Rosyjscy hakerzy zapowiedzieli atak na strony powiązane z wyborami parlamentarnymi 15 października. Działający na zlecenie Moskwy cyberprzestępcy zapowiedzieli blokadę wielu stron, ale czy im się udało?
Rosyjscy hakerzy z NoName próbowali blokować wybory 15 października
Wiązana z Rosją grupa NoName057(16) jest dość aktywna na Telegramie i informowała o swoich działaniach właśnie przez oficjalny profil w serwisie. „Jutro w Polsce planowane są wybory parlamentarne. My także przygotowujemy się na to wielkie wydarzenie” – napisali przedstawiciele kolektywu w przeddzień wyborów.

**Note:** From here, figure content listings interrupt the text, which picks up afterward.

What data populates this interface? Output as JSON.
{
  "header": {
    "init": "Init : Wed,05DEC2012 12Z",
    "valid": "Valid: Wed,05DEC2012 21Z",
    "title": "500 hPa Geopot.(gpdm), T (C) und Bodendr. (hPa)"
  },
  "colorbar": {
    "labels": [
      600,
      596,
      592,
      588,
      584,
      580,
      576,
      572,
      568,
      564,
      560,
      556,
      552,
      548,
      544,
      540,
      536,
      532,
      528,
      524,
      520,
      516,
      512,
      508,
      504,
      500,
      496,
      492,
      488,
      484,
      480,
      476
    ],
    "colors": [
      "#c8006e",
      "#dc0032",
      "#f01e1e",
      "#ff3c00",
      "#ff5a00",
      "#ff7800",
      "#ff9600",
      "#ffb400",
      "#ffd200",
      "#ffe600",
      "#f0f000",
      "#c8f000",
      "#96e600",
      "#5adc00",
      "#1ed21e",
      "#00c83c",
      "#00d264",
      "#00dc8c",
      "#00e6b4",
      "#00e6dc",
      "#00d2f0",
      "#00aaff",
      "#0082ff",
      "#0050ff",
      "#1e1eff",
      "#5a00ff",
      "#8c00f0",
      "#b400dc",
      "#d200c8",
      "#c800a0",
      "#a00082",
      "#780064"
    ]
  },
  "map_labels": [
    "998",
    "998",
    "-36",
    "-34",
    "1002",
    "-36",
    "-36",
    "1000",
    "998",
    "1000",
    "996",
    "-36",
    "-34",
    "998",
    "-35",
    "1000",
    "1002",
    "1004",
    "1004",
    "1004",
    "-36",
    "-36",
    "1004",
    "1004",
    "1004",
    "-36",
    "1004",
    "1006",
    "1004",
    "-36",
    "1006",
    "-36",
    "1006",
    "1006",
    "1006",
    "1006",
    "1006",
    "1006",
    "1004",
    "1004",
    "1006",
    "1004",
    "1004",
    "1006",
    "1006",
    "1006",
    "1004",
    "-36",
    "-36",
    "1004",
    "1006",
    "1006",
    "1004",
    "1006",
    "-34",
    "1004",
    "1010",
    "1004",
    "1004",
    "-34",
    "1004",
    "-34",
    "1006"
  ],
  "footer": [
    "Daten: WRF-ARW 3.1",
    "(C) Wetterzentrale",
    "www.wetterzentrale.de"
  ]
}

Grupa wymieniła następujące strony, które rzekomo zablokowała:
- pkw.gov.pl – strona Państwowej Komisja Wyborcza;
- ewybory.eu. – strona prezentująca wyniki wyborów;
- epuap.gov.pl – strona wirtualnego urzędu ePUAP;
- walbrzych.kbw.gov.pl – Krajowe Biuro Wyborcze Delegatura w Wałbrzychu.
Według zapewnionych przez cyberprzestępców dowodów strony te były niedostępne w sobotę, ok. 13:30. Sposobem ataku był najpewniej DDoS – nie wykrada on danych ani nie powoduje trwałych strat.
15 października konto NoName057(16) przekonywało, że hakerzy „kontynuują miażdżenie polskich portali w dniu wyborów parlamentarnych”. Tym razem ataki miały dotyczyć jedynie stron ewybory.eu i epuap.gov.pl. Co ciekawe, pierwszy serwis był dostępny w Polsce bez problemów, co widoczne było nawet w dowodach hakerów na godzinę 13:00 w niedzielę.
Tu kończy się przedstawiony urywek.